Ig Nobel Prizes for Unusual Science Feature Fossil Lickers, ‘Stanford Toilet’, and Corpse Nose Hairs

Ig Nobel Prizes for Unusual Science Feature Fossil Lickers, ‘Stanford Toilet’, and Corpse Nose Hairs

The 33rd annual Ig Nobel Prizes in improbable research that make people “LAUGH, then THINK,” according to its website, were revealed this week. The awards are produced by the Annals of Improbable Research magazine.

Each year, the awards feature scientific experiments that are as amusing as they are intriguing, shedding light on questions you never thought scientists would bother to interrogate.

As you may have guessed, the prizes are a riff on the Nobel Prizes, which were first awarded in 1901 and have so far awarded 954 individuals. This year’s Nobel Prize winners will be announced October 7 through October 9. While recent Nobel Prize winners have included physicists who helped untangle quantum entanglement and a paleogeneticist who helped decipher human origins, the Ig Nobel awards prioritize more baffling explorations of the natural world and human behaviour.

This year’s winners include a team that found anticipating boredom induces boredom in lecture attendees, a group that studied how many passersby stop and look up when they see other people on the street doing so, and a group that developed a smart toilet for monitoring the user’s health. Another team counted the hairs in cadavers’ noses, to see if the dead had an equal number in each nostril. The complete list of winners can be reviewed in full here.

Each year brings something new. Last year’s award winners included a study on constipated scorpions, and the 2021 rendition included a study on how sexual intercourse may be a great way to clear sinus congestion. The Ig Nobel winners of yesteryear can be found here.

One prize winning group used dead spiders as claws to pick up objects (including other spiders).

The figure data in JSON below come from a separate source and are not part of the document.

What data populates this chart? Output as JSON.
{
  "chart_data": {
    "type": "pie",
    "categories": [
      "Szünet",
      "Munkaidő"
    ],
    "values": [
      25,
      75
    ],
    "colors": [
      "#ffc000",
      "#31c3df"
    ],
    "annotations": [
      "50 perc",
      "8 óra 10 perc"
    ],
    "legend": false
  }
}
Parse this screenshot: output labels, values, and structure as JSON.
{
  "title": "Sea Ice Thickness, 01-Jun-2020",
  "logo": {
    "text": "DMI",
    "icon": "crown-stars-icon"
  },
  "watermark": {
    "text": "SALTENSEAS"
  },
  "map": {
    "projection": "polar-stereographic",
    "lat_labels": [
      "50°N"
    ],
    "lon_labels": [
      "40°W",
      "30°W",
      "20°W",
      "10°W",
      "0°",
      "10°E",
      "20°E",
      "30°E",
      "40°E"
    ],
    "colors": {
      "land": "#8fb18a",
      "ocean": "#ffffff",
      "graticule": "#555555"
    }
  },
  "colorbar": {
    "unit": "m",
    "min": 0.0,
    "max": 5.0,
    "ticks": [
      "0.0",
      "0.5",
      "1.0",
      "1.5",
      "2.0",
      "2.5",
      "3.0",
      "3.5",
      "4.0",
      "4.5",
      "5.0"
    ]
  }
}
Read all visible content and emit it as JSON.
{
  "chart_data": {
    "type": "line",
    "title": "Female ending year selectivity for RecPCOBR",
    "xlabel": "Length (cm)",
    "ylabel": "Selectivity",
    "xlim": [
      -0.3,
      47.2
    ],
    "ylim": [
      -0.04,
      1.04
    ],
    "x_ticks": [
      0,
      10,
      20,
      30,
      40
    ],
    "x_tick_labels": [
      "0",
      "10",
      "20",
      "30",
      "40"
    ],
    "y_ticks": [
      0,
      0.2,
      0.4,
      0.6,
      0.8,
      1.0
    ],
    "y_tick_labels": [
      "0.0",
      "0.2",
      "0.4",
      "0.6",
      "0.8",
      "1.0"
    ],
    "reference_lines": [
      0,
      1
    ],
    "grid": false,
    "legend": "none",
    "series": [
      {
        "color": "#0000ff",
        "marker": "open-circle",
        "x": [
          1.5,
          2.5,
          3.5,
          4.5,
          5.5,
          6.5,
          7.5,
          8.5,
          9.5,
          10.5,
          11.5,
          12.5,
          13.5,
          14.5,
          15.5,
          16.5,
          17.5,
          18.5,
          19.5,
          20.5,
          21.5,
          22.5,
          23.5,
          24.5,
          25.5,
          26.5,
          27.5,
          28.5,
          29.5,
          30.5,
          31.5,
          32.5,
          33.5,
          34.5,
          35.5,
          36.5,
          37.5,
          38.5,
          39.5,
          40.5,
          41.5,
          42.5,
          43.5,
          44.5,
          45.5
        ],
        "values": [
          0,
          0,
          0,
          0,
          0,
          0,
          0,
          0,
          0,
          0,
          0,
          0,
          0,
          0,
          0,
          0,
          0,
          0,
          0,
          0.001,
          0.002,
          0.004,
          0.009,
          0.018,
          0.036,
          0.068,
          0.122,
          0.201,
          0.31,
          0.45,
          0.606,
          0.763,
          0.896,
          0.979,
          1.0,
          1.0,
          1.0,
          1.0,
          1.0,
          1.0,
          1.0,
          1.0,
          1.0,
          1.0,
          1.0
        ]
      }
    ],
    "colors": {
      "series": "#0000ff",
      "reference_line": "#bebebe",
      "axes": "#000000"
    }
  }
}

This year’s prize categories were Chemistry and Geology, Literature, Mechanical Engineering, Public Health (for which the smart toilet won), Communication, Medicine, Nutrition, Education, Psychology, and Physics. The prizes change from year to year; in 2022, awards were given in art history (for the study “A Multidisciplinary Approach to Ritual Enema Scenes on Ancient Maya Pottery”) and Applied Cardiology (“Physiological Synchrony is Associated with Attraction in a Blind Date Setting”.)

True to their name, the Ig Nobel prizes are amusing at first glance. But bother to read further and you’ll find surprising insights about our own species and/or the world we inhabit.

Consider the “taxonomy of taste” outlined by the prize winner in Chemistry and Geology, for his work “Eating fossils.” At first glance, it is a silly notion to try biting into such hardened remains. But as Jan Zalasiewicz, a geologist at the University of Leicester and this year’s winner wrote, “Licking the rock, of course, is part of the geologist’s and paleontologist’s armory of tried-and-much-tested techniques used to help survive in the field. Wetting the surface allows fossil and mineral textures to stand out sharply, rather than being lost in the blur of intersecting micro-reflections and micro-refractions that come out of a dry surface.”

“One could then, it seems, literally develop a taste for stratigraphy,” Zalasiewicz added. Some of the Ig Nobel winners developed technologies—whether from dead spiders or chopsticks and straws—and some mused about the (apparently) unscientific parts of their practice.

Sure, the Nobel Prizes are cool, and explore some of the most important questions of our time. But the Ig Nobels ask the silly questions, and surely those are important, too.